Although he was in his late 20’s during the filming of Boogie Nights, PTA already had a strong grasp for character, handling a dynamite cast in what became one of the more memorable films of the 1990’s.
#4: 8 1/2 (1963)
Who would have thought that watching a director’s life slowly unravel would be so funny?
8 1/2 manages to strike the balance between comedy and serious romantic drama with ease, showing the inner psyche of Guido as he handles pre-production of a film that seems to have no cohesion or reason. However, 8 1/2 is still unbelievably funny as we get to see extended, heightened looks into Guido’s thought process and the mental gymnastics that he performs in his life. Everything in 8 1/2 is in service to the character — a trait that more movies should utilize.
#3: Inglourious Basterds (2009)
As Lt. Aldo Raine is running through the countryside looking for Nazi scalps, Shosanna Dreyfus is looking to use the creation of another Nazi pride film against the most prominent figures in the Third Reich.

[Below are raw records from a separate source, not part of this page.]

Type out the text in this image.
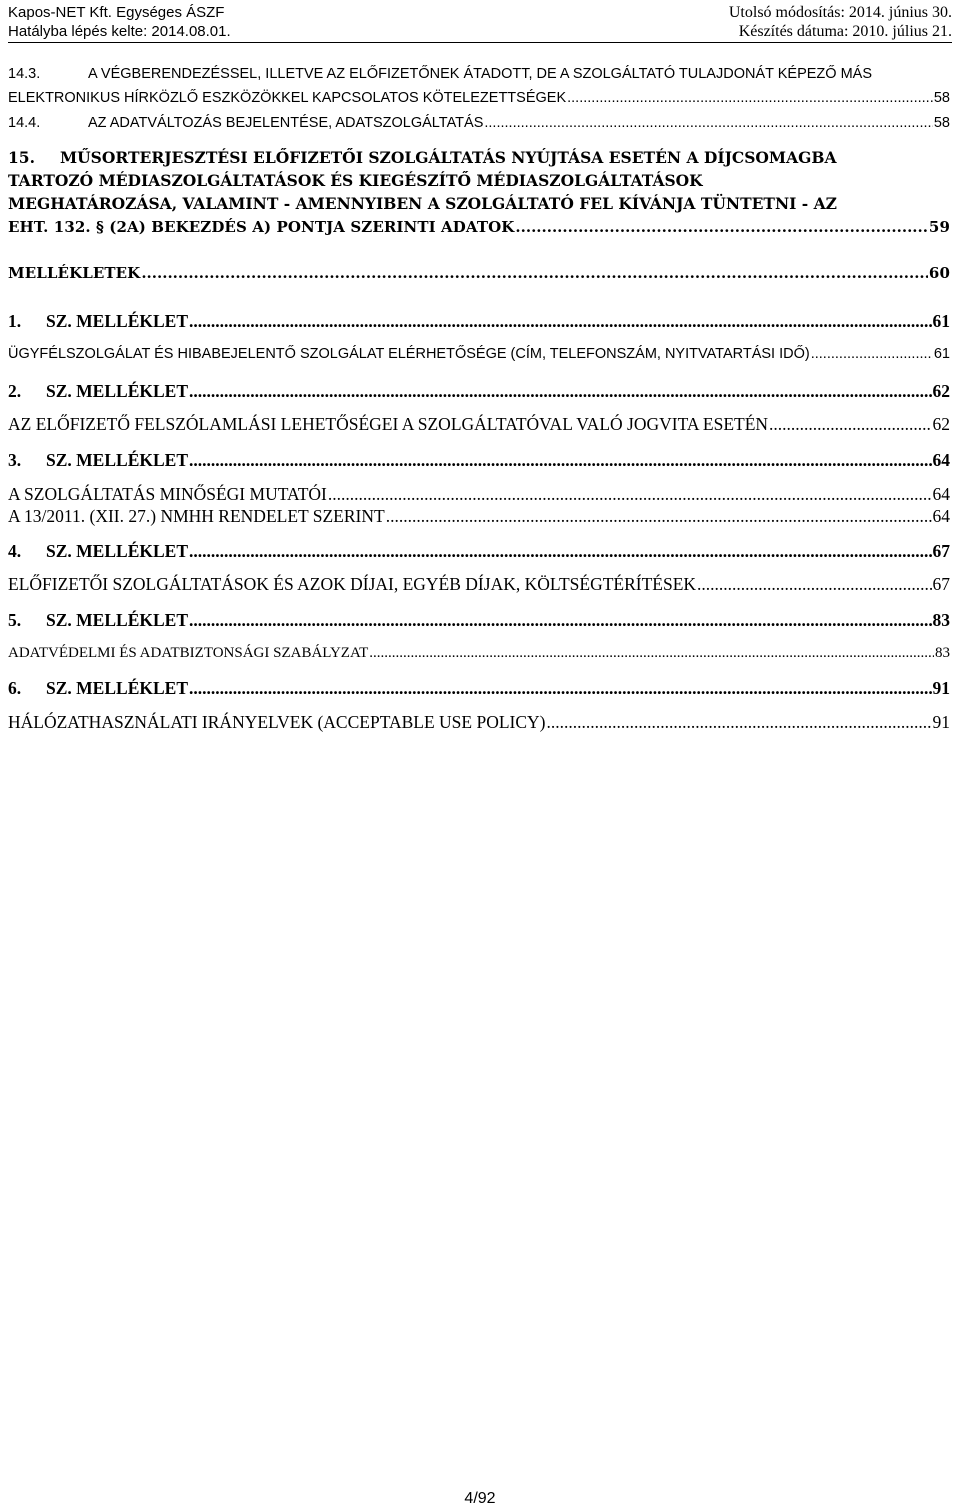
Kapos-NET Kft. Egységes ÁSZF
Hatályba lépés kelte: 2014.08.01.
Utolsó módosítás: 2014. június 30.
Készítés dátuma: 2010. július 21.
14.3.	A VÉGBERENDEZÉSSEL, ILLETVE AZ ELŐFIZETŐNEK ÁTADOTT, DE A SZOLGÁLTATÓ TULAJDONÁT KÉPEZŐ MÁS
ELEKTRONIKUS HÍRKÖZLŐ ESZKÖZÖKKEL KAPCSOLATOS KÖTELEZETTSÉGEK .....	58
14.4.	AZ ADATVÁLTOZÁS BEJELENTÉSE, ADATSZOLGÁLTATÁS .....	58
15. MŰSORTERJESZTÉSI ELŐFIZETŐI SZOLGÁLTATÁS NYÚJTÁSA ESETÉN A DÍJCSOMAGBA
TARTOZÓ MÉDIASZOLGÁLTATÁSOK ÉS KIEGÉSZÍTŐ MÉDIASZOLGÁLTATÁSOK
MEGHATÁROZÁSA, VALAMINT - AMENNYIBEN A SZOLGÁLTATÓ FEL KÍVÁNJA TÜNTETNI - AZ
EHT. 132. § (2A) BEKEZDÉS A) PONTJA SZERINTI ADATOK .....	59
MELLÉKLETEK .....	60
1.	SZ. MELLÉKLET .....	61
ÜGYFÉLSZOLGÁLAT ÉS HIBABEJELENTŐ SZOLGÁLAT ELÉRHETŐSÉGE (CÍM, TELEFONSZÁM, NYITVATARTÁSI IDŐ) .....	61
2.	SZ. MELLÉKLET .....	62
AZ ELŐFIZETŐ FELSZÓLAMLÁSI LEHETŐSÉGEI A SZOLGÁLTATÓVAL VALÓ JOGVITA ESETÉN .....	62
3.	SZ. MELLÉKLET .....	64
A SZOLGÁLTATÁS MINŐSÉGI MUTATÓI .....	64
A 13/2011. (XII. 27.) NMHH RENDELET SZERINT .....	64
4.	SZ. MELLÉKLET .....	67
ELŐFIZETŐI SZOLGÁLTATÁSOK ÉS AZOK DÍJAI, EGYÉB DÍJAK, KÖLTSÉGTÉRÍTÉSEK .....	67
5.	SZ. MELLÉKLET .....	83
ADATVÉDELMI ÉS ADATBIZTONSÁGI SZABÁLYZAT .....	83
6.	SZ. MELLÉKLET .....	91
HÁLÓZATHASZNÁLATI IRÁNYELVEK (ACCEPTABLE USE POLICY) .....	91
4/92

This movie has it all. From comedy, to action, to tension, Inglourious Basterds is another thrill-ride from Quentin Tarantino that bends the genre in a completely new and entertaining way. It’ll never be seen as a historic film, but it doesn’t need that distinction. With powerful performances across the board, Inglourious Basterds contends for the top spot in Tarantino’s canon.
#2: Ed Wood (1994)
“The next one will be better!”
Like The Disaster Artist, Tim Burton’s Ed Wood shows the perilous production of films that are considered some the worst in existence.
Ed Wood is another film that isn’t necessarily historical accurate, but it replaces facts with a sense of whimsy and old-timey charm that makes every single character stand out. Obvious standouts from the cast include Johnny Depp and Martin Landau. However, each character is particular enough to become memorable. In fact, Bill Murray may perform the best line delivery of his career as his character gets baptized to fund another movie.

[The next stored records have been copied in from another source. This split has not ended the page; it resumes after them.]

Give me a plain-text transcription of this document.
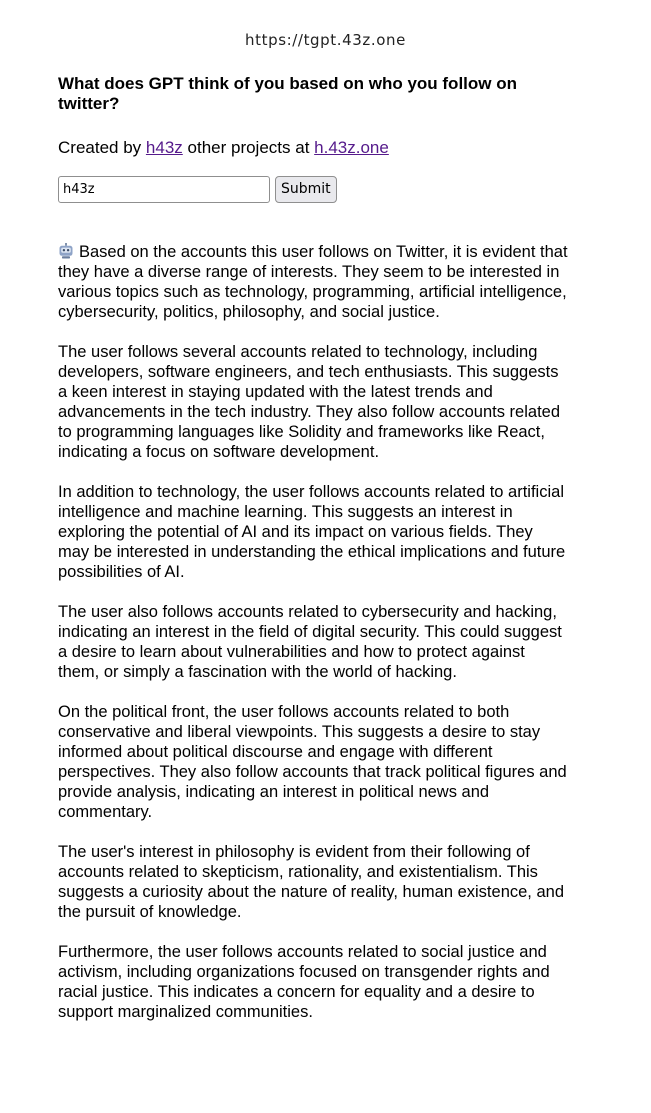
https://tgpt.43z.one
What does GPT think of you based on who you follow on twitter?

Created by h43z other projects at h.43z.one

h43z
Submit

Based on the accounts this user follows on Twitter, it is evident that they have a diverse range of interests. They seem to be interested in various topics such as technology, programming, artificial intelligence, cybersecurity, politics, philosophy, and social justice.

The user follows several accounts related to technology, including developers, software engineers, and tech enthusiasts. This suggests a keen interest in staying updated with the latest trends and advancements in the tech industry. They also follow accounts related to programming languages like Solidity and frameworks like React, indicating a focus on software development.

In addition to technology, the user follows accounts related to artificial intelligence and machine learning. This suggests an interest in exploring the potential of AI and its impact on various fields. They may be interested in understanding the ethical implications and future possibilities of AI.

The user also follows accounts related to cybersecurity and hacking, indicating an interest in the field of digital security. This could suggest a desire to learn about vulnerabilities and how to protect against them, or simply a fascination with the world of hacking.

On the political front, the user follows accounts related to both conservative and liberal viewpoints. This suggests a desire to stay informed about political discourse and engage with different perspectives. They also follow accounts that track political figures and provide analysis, indicating an interest in political news and commentary.

The user's interest in philosophy is evident from their following of accounts related to skepticism, rationality, and existentialism. This suggests a curiosity about the nature of reality, human existence, and the pursuit of knowledge.

Furthermore, the user follows accounts related to social justice and activism, including organizations focused on transgender rights and racial justice. This indicates a concern for equality and a desire to support marginalized communities.
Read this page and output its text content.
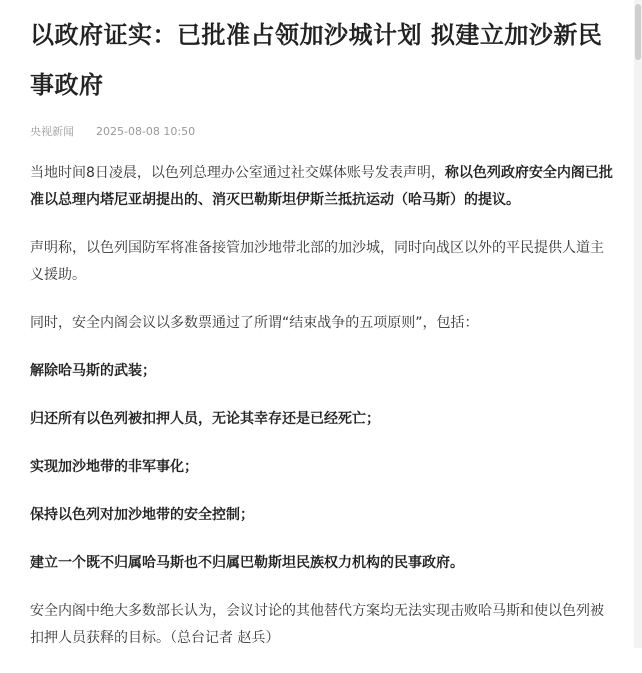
以政府证实：已批准占领加沙城计划 拟建立加沙新民事政府
央视新闻 2025-08-08 10:50

当地时间8日凌晨，以色列总理办公室通过社交媒体账号发表声明，称以色列政府安全内阁已批准以总理内塔尼亚胡提出的、消灭巴勒斯坦伊斯兰抵抗运动（哈马斯）的提议。

声明称，以色列国防军将准备接管加沙地带北部的加沙城，同时向战区以外的平民提供人道主义援助。

同时，安全内阁会议以多数票通过了所谓“结束战争的五项原则”，包括：

解除哈马斯的武装；

归还所有以色列被扣押人员，无论其幸存还是已经死亡；

实现加沙地带的非军事化；

保持以色列对加沙地带的安全控制；

建立一个既不归属哈马斯也不归属巴勒斯坦民族权力机构的民事政府。

安全内阁中绝大多数部长认为，会议讨论的其他替代方案均无法实现击败哈马斯和使以色列被扣押人员获释的目标。（总台记者 赵兵）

There’s a charm to Ed Wood that Tim Burton and Johnny Depp were never quite able to replicate again in their consistent team-ups.
#1: Singin’ in the Rain (1952)
Singin’ in the Rain isn’t just one the best movies about making movies, it’s one of the best movies of all-time.
Using Gene Kelly’s lovable personality and incredible dancing abilities, Singin’ in the Rain is charming with every frame. As Hollywood transitions from the silent era to talking pictures, the movie itself messes with the idea of sound underneath its already enjoyable storyline. In fact, you won’t even notice that the film is playing tricks on you.
Sometimes, film captures a feeling that is truly remarkable. Singin’ in the Rain contains a sense of pure joy that has never been replicated.